Set the model provider (Anthropic, OpenAI, and others) at the agent level. It determines which AAU rates apply. Different models have different rates. See the AAU rates table for current rates.
Which model should I choose?
Claude Opus 4.6 has higher AAU rates but typically produces more thorough investigations with fewer reasoning steps. For complex incident investigations and root cause analysis, Opus often reaches a conclusion in fewer tool calls, which can offset the higher per-token rate. GPT models are a good choice for simpler, high-volume tasks like scheduled compliance checks where cost efficiency matters more than depth. You can change your model provider at any time in Settings > Basics and compare results.
Do I get charged when the agent is waiting for me to respond?
No. Only the time the agent spends actively processing a task counts as active flow. If the agent asks for your approval and waits, that waiting time isn't billed.
What counts as active flow?
Any time the agent is actively doing work counts as active flow. This work includes:
- Interactive prompts: a user asking the agent a question in chat
- Automation: scheduled tasks, incident response plans, or other automated triggers
- Async operations: background investigations, report generation, or remediation tasks
In all cases, the agent meters tokens consumed as AAUs.
What happens if I stop my agent?
A stopped agent can't monitor your resources or respond to prompts, but it still incurs the fixed always-on cost. Active flow AAUs aren't consumed while stopped. To stop your agent, go to Settings > Basics and select Stop. To resume, select Start from the same page. To stop all billing entirely, delete the agent.
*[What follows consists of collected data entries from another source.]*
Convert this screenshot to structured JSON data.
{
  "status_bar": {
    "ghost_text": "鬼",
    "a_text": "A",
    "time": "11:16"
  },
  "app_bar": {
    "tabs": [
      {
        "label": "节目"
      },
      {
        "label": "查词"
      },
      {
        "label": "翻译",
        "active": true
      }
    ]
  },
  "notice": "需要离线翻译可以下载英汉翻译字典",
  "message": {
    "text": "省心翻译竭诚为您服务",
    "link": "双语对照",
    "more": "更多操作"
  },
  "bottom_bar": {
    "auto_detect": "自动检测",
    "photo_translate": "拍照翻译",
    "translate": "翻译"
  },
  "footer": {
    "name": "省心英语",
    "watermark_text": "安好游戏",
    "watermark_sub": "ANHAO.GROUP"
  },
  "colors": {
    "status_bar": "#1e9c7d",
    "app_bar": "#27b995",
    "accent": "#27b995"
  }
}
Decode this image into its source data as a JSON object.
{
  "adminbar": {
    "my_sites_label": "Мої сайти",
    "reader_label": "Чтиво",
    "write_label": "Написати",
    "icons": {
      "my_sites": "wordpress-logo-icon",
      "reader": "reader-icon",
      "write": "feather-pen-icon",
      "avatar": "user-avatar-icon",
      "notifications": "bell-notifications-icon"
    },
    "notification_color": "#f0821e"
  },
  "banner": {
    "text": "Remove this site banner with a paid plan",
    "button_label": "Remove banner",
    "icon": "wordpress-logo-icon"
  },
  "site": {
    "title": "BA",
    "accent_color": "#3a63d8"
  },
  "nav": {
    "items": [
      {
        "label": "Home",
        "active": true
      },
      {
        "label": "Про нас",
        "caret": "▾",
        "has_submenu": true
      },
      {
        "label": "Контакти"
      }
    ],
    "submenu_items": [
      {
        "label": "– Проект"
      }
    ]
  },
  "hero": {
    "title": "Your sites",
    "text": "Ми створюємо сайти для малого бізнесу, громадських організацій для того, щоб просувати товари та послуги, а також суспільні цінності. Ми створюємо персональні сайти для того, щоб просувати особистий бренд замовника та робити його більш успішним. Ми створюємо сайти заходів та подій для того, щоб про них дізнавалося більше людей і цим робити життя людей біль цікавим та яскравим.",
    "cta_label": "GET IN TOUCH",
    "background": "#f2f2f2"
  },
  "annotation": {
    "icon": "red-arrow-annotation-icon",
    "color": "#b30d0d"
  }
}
Can one agent handle multiple workloads?
Yes. A single agent can monitor multiple resources within its configured scope. Consolidating workloads under one agent reduces always-on costs compared to deploying separate agents.
Is there a free tier?
No. Azure SRE Agent charges begin at agent creation. See the Azure pricing calculator for current rates.
Is pricing the same in all regions?
Check the Azure pricing calculator for current pricing in your region.